Waimea Bay along Kamehameha Highway in the North Shore

Visit the Dole Plantation: If you’ve ever wanted to see how a pineapple grows, then the Dole Plantation is the place for you. This is the home base of Dole Pineapples, but it’s more of a tourist attraction than anything else. We felt a little tricked into purchasing the tickets to ride the Pineapple Express (a train that goes through the pineapple fields) because we were told it’s the only way to see the pineapples growing. You really just see the fields from afar (and in fact you see them driving to the plantation!) and don’t get an up-close look. A better option is to stroll through the pineapple garden, where you can see some individual pineapple plants. Or just skip all the attractions entirely and just go for the Dole Whip (pineapple soft serve) because that’s really what makes the whole trip worth it.

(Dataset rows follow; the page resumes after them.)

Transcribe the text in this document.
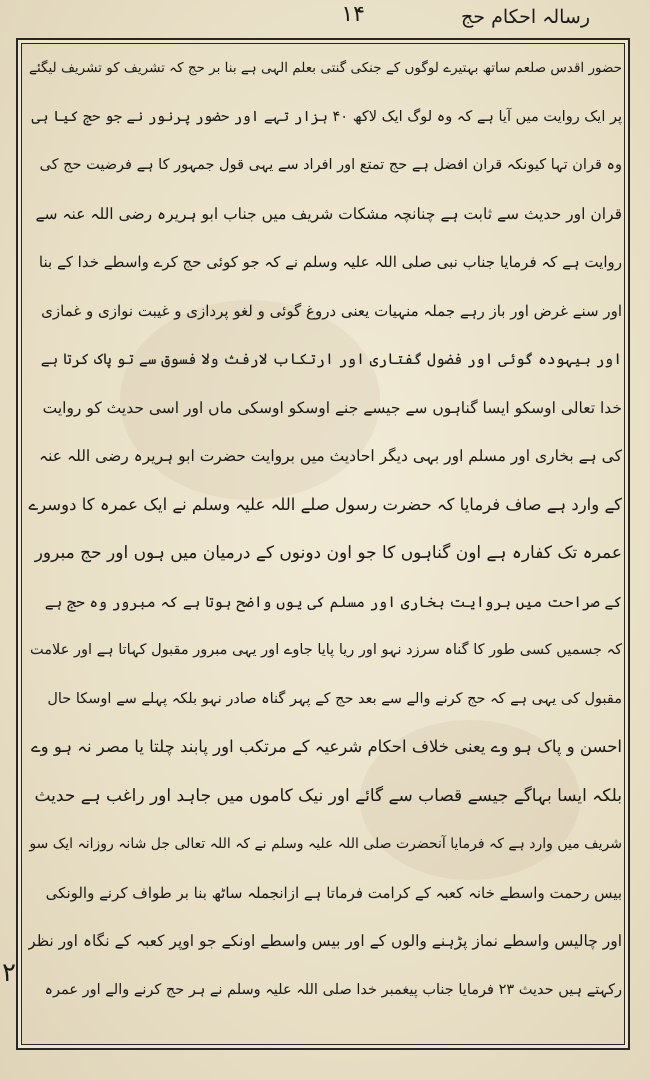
رسالہ احکام حج
۱۴
حضور اقدس صلعم ساتھ بہتیرے لوگوں کے جنکی گنتی بعلم الہی ہے بنا بر حج کہ تشریف کو تشریف لیگئے
پر ایک روایت میں آیا ہے کہ وہ لوگ ایک لاکھ ۴۰ ہزار تہے اور حضور پرنور نے جو حج کیا ہی
وہ قران تہا کیونکہ قران افضل ہے حج تمتع اور افراد سے یہی قول جمہور کا ہے فرضیت حج کی
قران اور حدیث سے ثابت ہے چنانچہ مشکات شریف میں جناب ابو ہریرہ رضی اللہ عنہ سے
روایت ہے کہ فرمایا جناب نبی صلی اللہ علیہ وسلم نے کہ جو کوئی حج کرے واسطے خدا کے بنا
اور سنے غرض اور باز رہے جملہ منہیات یعنی دروغ گوئی و لغو پردازی و غیبت نوازی و غمازی
اور بیہودہ گوئی اور فضول گفتاری اور ارتکاب لارفث ولا فسوق سے تو پاک کرتا ہے
خدا تعالی اوسکو ایسا گناہوں سے جیسے جنے اوسکو اوسکی ماں اور اسی حدیث کو روایت
کی ہے بخاری اور مسلم اور بہی دیگر احادیث میں بروایت حضرت ابو ہریرہ رضی اللہ عنہ
کے وارد ہے صاف فرمایا کہ حضرت رسول صلے اللہ علیہ وسلم نے ایک عمرہ کا دوسرے
عمرہ تک کفارہ ہے اون گناہوں کا جو اون دونوں کے درمیان میں ہوں اور حج مبرور
کے صراحت میں بروایت بخاری اور مسلم کی یوں واضح ہوتا ہے کہ مبرور وہ حج ہے
کہ جسمیں کسی طور کا گناہ سرزد نہو اور ریا پایا جاوے اور یہی مبرور مقبول کہاتا ہے اور علامت
مقبول کی یہی ہے کہ حج کرنے والے سے بعد حج کے پہر گناہ صادر نہو بلکہ پہلے سے اوسکا حال
احسن و پاک ہو وے یعنی خلاف احکام شرعیہ کے مرتکب اور پابند چلتا یا مصر نہ ہو وے
بلکہ ایسا بہاگے جیسے قصاب سے گائے اور نیک کاموں میں جاہد اور راغب ہے حدیث
شریف میں وارد ہے کہ فرمایا آنحضرت صلی اللہ علیہ وسلم نے کہ اللہ تعالی جل شانہ روزانہ ایک سو
بیس رحمت واسطے خانہ کعبہ کے کرامت فرماتا ہے ازانجملہ ساٹھ بنا بر طواف کرنے والونکی
اور چالیس واسطے نماز پڑہنے والوں کے اور بیس واسطے اونکے جو اوپر کعبہ کے نگاہ اور نظر
رکہتے ہیں حدیث ۲۳ فرمایا جناب پیغمبر خدا صلی اللہ علیہ وسلم نے ہر حج کرنے والے اور عمرہ
۲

Pineapple fields at the Dole Plantation

Visit Pearl Harbor: The bombing of Pearl Harbor is one of the most significant moments in WWII history, and visiting Pearl Harbor is a must-do while in Oahu. It is free to stroll around Pearl Harbor and get tickets to the USS Arizona Memorial (although it is currently closed for repairs), however it’s much trickier to get tickets than simply walking up on the day of. Keep in mind that the free ticket is only for the USS Arizona Memorial, and not the other memorials onsite (which cost extra). Check out our guide here on how to get tickets to Pearl Harbor.

USS Arizona Memorial at Pearl Harbor

Hit the beach: Oahu has beautiful beaches–plenty more than just Waikiki. You can drive around the island and find quiet spots frequented by locals, as well as popular tourist beaches along the North Shore. Read our full guide to visiting Oahu’s beaches here (including some secret lagoons).

Waikiki Beach

Spend time at the airport: This might sound crazy, but build in a little extra time before your flight home to relax at the airport. The Daniel K. Inouye International Airport (HNL) has four open-air gardens that rival the beauty of any botanical garden. Spend time walking through the Chinese, Japanese, and Hawaiian Gardens, which pay homage to the different cultures that have had an influence on Hawaii. You’ll see pagodas, ponds, bridges, and plants and trees of all types. The cultural gardens are found in Terminal 2 and the E Gates, and a fourth garden, the C. B. Lansing Garden, is found in Terminal 1. The gardens are literally a breath of fresh air and you’ll feel revived after spending time waiting outside instead of in an uncomfortable airport chair.